Additionally, Odom is outstanding. He brings an interior complexity to his performance that's frequently shattering. As much as Green wants this to be an ensemble affair, make no mistake: this is Victor's story. Odom is mesmerizing, and the way his character evolves from moment to moment is chilling. He also shares superb chemistry with an equally solid Jewett, and this allows their father-daughter bond to become emotionally exhausting in all the right ways.
Honestly, as nice as it is to see Ellen Burstyn, it's when her character Chris MacNeil is introduced into the proceedings that things start to lose focus and slowly go off the rails. I don't want to say too much, but the film's trailers are blatantly misdirecting potential ticket buyers as to just how much the actor is actually involved in all of this demonic nonsense. Burstyn is great — no surprise there — but MacNeil is barely noteworthy, and it almost seems as if Green and company wrote the character into their scenario because they thought the legendary Oscar winner was going to decline their offer to resurrect her iconic character.

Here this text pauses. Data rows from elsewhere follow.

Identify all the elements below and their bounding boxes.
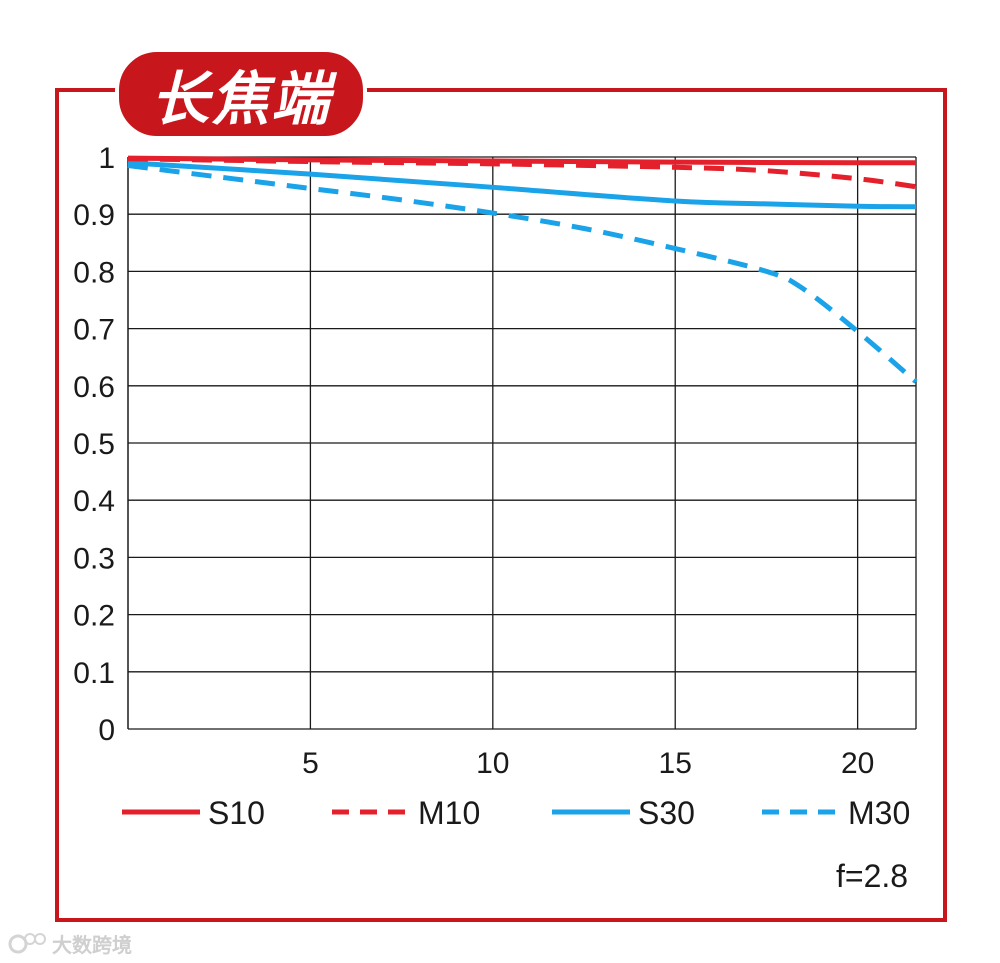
y-tick-label: 0.4 — [73, 485, 115, 518]
legend-label-s30: S30 — [638, 795, 695, 831]
watermark-text: 大数跨境 — [52, 934, 132, 957]
series-line-m30 — [127, 163, 918, 384]
y-tick-label: 0.7 — [73, 314, 115, 347]
watermark: 大数跨境 — [8, 928, 132, 958]
x-tick-label: 10 — [476, 747, 509, 780]
legend: S10 M10 S30 M30 — [122, 795, 910, 831]
series-line-s30 — [127, 160, 917, 210]
y-tick-label: 1 — [98, 142, 115, 175]
x-tick-label: 5 — [302, 747, 319, 780]
chart-frame — [55, 88, 947, 922]
watermark-logo-icon — [8, 933, 46, 954]
y-tick-label: 0.5 — [73, 428, 115, 461]
y-tick-label: 0.2 — [73, 600, 115, 633]
title-badge: 长焦端 — [115, 48, 367, 140]
legend-label-m30: M30 — [848, 795, 910, 831]
y-tick-label: 0.3 — [73, 542, 115, 575]
tick-labels: 00.10.20.30.40.50.60.70.80.915 10 15 20 — [73, 142, 874, 780]
legend-label-s10: S10 — [208, 795, 265, 831]
y-tick-label: 0.9 — [73, 199, 115, 232]
x-tick-label: 20 — [841, 747, 874, 780]
y-tick-label: 0.8 — [73, 256, 115, 289]
legend-label-m10: M10 — [418, 795, 480, 831]
y-tick-label: 0 — [98, 714, 115, 747]
chart-title: 长焦端 — [150, 65, 331, 133]
y-tick-label: 0.1 — [73, 657, 115, 690]
grid — [127, 156, 917, 730]
aperture-label: f=2.8 — [836, 858, 909, 894]
x-tick-label: 15 — [659, 747, 692, 780]
y-tick-label: 0.6 — [73, 371, 115, 404]
series-lines — [127, 155, 918, 384]
series-line-m10 — [127, 156, 917, 190]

For sure, I do applaud Green's continued insistence on doing something unexpected with these treasured horror properties. Unfortunately, with The Exorcist: Believer, I just don't think he was as successful here as he was with Halloween. The messaging is too muddled. The themes don't mesh.
Like John Boorman (Exorcist II: The Heretic) and Paul Schrader (Dominion: Prequel to the Exorcist) before him, while Green's aspirations are commendable, they still frustratingly fail to deliver. If anything, the true horror is just how unsatisfactory all of this ends up proving to be.